The academy knows not these things.  Because pure logic and real life have different goals & costs the academy incorrectly maps from logic to reality.

The goal of pure logic is to determine necessary 'truth.'  The cost of being wrong is trivial.

The goal of real life is survival and repeatability.  The cost of failure is high.  'Truth' is incidental to success; caution and reliability are not.

'Awesome' does not always map to 'truth'.  'I can live with that' and 'here lies Bob' are not as trivial as 'try again'.

The academy looks at these rules of thumb and sees dishonesty because the conclusion does not NECESSARILY follow from the premises.

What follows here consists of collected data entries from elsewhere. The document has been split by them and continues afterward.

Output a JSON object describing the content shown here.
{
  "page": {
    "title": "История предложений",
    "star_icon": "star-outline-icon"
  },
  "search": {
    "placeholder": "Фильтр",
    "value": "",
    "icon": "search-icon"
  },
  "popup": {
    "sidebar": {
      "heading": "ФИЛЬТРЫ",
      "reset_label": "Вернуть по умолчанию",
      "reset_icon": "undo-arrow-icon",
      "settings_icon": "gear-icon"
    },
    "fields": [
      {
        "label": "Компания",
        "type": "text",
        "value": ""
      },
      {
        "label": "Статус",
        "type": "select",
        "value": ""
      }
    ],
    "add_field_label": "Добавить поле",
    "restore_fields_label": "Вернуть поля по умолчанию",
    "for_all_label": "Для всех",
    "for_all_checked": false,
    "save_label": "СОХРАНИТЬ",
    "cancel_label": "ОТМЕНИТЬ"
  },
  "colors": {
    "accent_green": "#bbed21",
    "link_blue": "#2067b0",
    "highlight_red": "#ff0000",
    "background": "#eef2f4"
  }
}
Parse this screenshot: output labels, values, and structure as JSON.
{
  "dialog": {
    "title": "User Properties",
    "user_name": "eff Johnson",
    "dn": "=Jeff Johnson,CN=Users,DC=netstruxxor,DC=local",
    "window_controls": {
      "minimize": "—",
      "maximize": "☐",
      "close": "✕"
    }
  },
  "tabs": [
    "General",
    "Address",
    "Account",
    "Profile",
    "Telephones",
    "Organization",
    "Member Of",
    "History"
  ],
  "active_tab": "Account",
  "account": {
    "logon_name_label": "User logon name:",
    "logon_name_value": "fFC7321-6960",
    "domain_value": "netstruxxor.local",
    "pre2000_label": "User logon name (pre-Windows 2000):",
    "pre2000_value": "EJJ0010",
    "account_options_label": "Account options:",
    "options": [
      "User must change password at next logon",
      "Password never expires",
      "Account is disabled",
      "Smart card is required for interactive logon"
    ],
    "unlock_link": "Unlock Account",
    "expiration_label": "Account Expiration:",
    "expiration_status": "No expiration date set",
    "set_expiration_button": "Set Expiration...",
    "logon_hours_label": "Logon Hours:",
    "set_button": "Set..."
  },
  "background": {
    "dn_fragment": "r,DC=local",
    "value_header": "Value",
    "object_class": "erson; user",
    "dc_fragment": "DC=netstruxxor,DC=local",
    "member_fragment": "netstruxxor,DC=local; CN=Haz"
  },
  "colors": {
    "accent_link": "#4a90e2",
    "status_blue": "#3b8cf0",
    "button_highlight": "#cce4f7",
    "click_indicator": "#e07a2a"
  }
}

We're not playing that game.  We're playing ours.

Risk Management

Risk may be roughly divided into two categories:


  1. Environmental risk, where we do not know what is out there.
  2. Outcome risk, where we do not know the consequences of an action.


The more we know about our situation the better outcomes we can select.  But knowledge can be expensive and time-consuming to gather.  What do we do when we need to make a quick decision based on the information we have right now?

We use rules of thumb to manage risk.

Rules of thumb have been developed both culturally and genetically to promote success and survival in dangerous, low-information situations.  They do not exist to expose truth but to manage risk.

Pure logic deals with the stated, not the unknown.  It doesn't deal with risk.  It therefore looks at our risk-management rules of thumb and finds them lacking.

Logic is properly used to determine what we can know.  Rules of thumb help us live long enough to do something about it.  Each is strong in its proper domain and weak outside of it.

The human mind is optimised for survival in austere conditions.  Pure truth is an expensive and marginal condition with limited survival value.  Like polarized sunglasses, cognitive biases filter out low value information so we can better focus on what matters.

This isn't to say that illogic and cognitive biases are better than the truth.  Rather, an appreciation for their proper roles will help us use them correctly and know when they are being misused.

In subsequent articles we will cover specific fallacies & cognitive biases and explore the value they provide.

P.S. Which of you dirty real-lifers posted a link to the list of 50 cognative biases?  I want to attribute it correctly in the future.